Bahkan, saat itu, untuk menutupi kebutuhan kuliah, dia harus bekerja sampingan sebagai tukang ojek.
"Saat kuliah di Jakarta, saya bekerja sampingan menjadi tukang ojek dari pukul 15.00 sampai pukul 21.00."
"Dari hasil ojek, saya mendapatkan tambahan pendapatan Rp 7.000 hingga Rp 12.000," kata Rochmat.
Pengalaman pahit itu yang membuat Rochmat berjuang tak hanya membiayai sekolah, tapi juga kebutuhan hidup anak-anak asuhnya.
Perjuangan yang dilakukan Rochmat itu berlangsung selama lebih dari 10 tahun.
"Kalau anak-anak mau sekolah sampai perguruan tinggi, ya saya siap tanggung biayanya."
"Dari mereka, kini ada yang sudah jadi polisi, guru, hingga pegawai bank," kata Rochmat.

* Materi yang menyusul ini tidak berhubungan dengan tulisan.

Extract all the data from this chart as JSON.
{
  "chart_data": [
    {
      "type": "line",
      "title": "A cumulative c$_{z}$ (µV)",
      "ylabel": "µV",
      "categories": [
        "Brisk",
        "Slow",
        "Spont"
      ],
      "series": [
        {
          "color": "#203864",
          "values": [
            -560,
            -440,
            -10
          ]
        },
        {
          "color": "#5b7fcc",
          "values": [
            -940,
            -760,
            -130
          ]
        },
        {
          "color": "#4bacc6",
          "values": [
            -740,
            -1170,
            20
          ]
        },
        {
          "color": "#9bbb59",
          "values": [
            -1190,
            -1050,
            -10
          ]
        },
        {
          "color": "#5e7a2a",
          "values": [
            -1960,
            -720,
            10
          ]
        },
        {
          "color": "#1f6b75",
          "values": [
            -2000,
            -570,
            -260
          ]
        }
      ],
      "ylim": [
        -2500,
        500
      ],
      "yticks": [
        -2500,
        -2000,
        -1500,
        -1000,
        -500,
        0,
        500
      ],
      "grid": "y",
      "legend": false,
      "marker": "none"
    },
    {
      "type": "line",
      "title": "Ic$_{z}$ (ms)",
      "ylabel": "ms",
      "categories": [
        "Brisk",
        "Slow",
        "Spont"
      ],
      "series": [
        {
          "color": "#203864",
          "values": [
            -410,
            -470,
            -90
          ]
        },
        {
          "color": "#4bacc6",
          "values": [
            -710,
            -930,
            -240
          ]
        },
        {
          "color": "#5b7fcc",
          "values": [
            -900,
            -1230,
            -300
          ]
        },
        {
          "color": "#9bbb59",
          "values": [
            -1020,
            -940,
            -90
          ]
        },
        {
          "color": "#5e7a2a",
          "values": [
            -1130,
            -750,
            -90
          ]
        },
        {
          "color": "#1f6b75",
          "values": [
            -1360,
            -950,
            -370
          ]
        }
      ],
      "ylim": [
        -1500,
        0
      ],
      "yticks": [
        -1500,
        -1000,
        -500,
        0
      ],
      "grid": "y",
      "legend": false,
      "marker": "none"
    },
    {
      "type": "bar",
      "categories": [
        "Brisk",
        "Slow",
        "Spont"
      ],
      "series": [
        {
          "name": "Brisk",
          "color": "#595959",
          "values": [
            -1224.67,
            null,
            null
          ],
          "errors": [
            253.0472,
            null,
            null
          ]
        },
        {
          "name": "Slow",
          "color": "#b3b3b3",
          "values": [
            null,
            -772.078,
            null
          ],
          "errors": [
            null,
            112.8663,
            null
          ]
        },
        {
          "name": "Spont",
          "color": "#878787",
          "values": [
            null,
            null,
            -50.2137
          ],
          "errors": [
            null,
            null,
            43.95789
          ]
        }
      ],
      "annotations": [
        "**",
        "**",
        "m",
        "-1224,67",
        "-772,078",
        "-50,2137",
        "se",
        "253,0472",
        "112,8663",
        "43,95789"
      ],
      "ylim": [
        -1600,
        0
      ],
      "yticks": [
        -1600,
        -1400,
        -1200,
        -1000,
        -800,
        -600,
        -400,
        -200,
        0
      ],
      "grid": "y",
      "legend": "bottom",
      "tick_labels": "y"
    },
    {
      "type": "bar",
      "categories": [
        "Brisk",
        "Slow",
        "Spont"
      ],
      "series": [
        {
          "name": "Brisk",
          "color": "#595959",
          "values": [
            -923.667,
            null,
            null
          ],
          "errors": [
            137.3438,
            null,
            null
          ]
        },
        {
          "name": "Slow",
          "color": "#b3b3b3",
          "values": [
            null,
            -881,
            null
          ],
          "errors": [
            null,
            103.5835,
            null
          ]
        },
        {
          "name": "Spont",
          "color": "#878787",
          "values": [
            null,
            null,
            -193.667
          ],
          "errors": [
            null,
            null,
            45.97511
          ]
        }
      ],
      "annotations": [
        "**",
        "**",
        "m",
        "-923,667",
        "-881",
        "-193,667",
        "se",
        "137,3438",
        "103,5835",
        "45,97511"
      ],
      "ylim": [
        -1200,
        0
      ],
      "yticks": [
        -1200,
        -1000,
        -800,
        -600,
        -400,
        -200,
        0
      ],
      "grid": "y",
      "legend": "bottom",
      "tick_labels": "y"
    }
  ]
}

Namun, tentu saja keinginan tersebut tak semudah membalikkan telapak tangan.
Apalagi gaji Rochmat per bulannya terbilang pas-pasan.
Dilansir dari Bangkapos.com, dalam sebulan, rata-rata Rochmat harus mengeluarkan biaya Rp 8 juta untuk makan dan uang saku anak asuhnya.
Setiap harinya, Rochmat harus memasak delapan kilogram beras, belum termasuk lauk-pauk yang harus disediakan.